You are expected to know which techniques are needed to clean and subset data (if needed),
run models and their respective diagnostics. What you should hand-in
• A PDF file, generated using R Markdown containing – A business report (max 4 pages) with your analysis –
The report should follow the guidelines specified on Canvas - except for the code appendix (see below)
• A *.rmd file, used to generate the PDF file above No attachments to the PDF file are allowed. Deadline: 24/10, 23:59.

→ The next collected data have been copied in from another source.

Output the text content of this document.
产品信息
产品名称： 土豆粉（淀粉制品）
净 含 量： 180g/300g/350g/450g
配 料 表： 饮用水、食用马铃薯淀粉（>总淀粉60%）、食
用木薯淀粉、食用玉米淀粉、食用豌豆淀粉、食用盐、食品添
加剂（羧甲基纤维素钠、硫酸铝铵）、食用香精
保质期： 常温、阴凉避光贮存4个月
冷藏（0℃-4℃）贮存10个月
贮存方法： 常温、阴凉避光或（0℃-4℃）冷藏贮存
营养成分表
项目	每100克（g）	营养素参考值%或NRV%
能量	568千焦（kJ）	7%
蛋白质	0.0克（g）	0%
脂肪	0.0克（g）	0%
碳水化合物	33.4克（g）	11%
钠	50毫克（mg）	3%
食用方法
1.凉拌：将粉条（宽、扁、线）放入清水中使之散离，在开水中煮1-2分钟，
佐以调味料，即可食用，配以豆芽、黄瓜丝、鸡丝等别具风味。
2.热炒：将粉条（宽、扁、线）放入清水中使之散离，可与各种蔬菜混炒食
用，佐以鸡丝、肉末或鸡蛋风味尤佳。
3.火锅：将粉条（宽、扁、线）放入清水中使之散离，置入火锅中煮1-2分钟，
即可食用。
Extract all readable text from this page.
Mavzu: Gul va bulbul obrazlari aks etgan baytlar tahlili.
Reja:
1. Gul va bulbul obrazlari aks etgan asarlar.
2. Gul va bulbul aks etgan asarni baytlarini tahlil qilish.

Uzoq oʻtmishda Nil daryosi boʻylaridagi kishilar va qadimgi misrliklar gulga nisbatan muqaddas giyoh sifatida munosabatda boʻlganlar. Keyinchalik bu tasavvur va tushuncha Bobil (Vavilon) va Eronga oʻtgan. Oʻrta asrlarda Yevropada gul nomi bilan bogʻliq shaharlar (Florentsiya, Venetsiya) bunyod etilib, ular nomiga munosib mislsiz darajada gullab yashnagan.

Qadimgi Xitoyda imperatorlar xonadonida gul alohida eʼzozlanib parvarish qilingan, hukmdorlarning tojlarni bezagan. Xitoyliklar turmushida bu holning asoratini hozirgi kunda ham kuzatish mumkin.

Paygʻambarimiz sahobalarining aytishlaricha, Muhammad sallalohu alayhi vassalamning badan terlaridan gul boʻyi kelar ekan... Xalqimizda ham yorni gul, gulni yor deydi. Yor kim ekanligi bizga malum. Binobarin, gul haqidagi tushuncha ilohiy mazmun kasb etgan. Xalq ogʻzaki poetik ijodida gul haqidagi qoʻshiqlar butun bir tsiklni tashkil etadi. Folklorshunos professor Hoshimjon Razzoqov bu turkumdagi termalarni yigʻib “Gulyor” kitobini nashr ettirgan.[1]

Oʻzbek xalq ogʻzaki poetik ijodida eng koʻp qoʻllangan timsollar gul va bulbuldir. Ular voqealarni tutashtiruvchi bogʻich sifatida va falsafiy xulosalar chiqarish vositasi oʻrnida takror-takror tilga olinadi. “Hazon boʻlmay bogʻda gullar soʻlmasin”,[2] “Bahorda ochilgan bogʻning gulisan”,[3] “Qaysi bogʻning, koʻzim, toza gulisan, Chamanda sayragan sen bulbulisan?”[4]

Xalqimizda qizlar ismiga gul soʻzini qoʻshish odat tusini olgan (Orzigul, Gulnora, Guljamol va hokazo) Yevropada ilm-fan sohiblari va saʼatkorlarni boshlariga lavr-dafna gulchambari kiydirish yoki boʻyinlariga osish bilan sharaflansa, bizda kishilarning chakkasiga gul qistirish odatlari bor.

Final Assignment: investigating income inequality in Brazil Congratulations! Because of your hard work for Gelukshuisje,
you are now a worldwide known data scientist. The United Nations Office in Brazil is looking for a consultant for a data science job,
and your former intern from Gelukshuisje, Ahsia, recommended you. You are trusted with sample data from the last Brazilian
National Census (2010). The dataset Brazil_data_census contains 4500 rows. Rows correspond to Brazilian cities,
that are divided among the 26 states (estados/UF) plus the Federal District, where Brasília is located. In the 30 columns,
besides the identification of the city, you find several numerical indicators, that range from total population to proportion of houses with electricity. The outcome of interest is the income appropriated by the 10% richest divided by the income of the 40% poorest within a city, identified as R1040 in the dataset (hereby referred as 10/40 ratio). This is a comparison of the per capita income of the richest decile with the 2/5 poorest and gives a notion of inequality. Column descriptions are in the file Brazilian_census_databook.xlsx. 1 The plan You need to investigate what explains the 10/40 ratio. For that, you will build and compare two regression models: • The first model will be a penalized regression using LASSO; • The second model is a regression using PCA scores as explanatory variables, that is, principal compo- nents scores are used instead of the original variables to explain your outcome of interest using a linear regression model. Minimum Requirements You need to set aside a sample size of 10 municipalities for which you will perform an out-of-sample prediction exercise to compare the results from both models. For both models, use the best practices you saw in the lectures. Specifically for PCA, in addition to three simple criteria, please use permutation test to select the meaningful number of principal components. Moreover, apply bootstrap procedure to Kaiser’s rule, i.e. test if the variance explained by each component is significantly larger than 1. Use the results of your analysis to name and interpret the selected components. Note that those are partial requirements and are not sufficient for a full grade. Everything should be explained and interpreted. Single results without interpretation will not be considered. Be aware that different criteria for selecting the principal components might differ in their conclusions, and the final decision is up to you and need to be justified.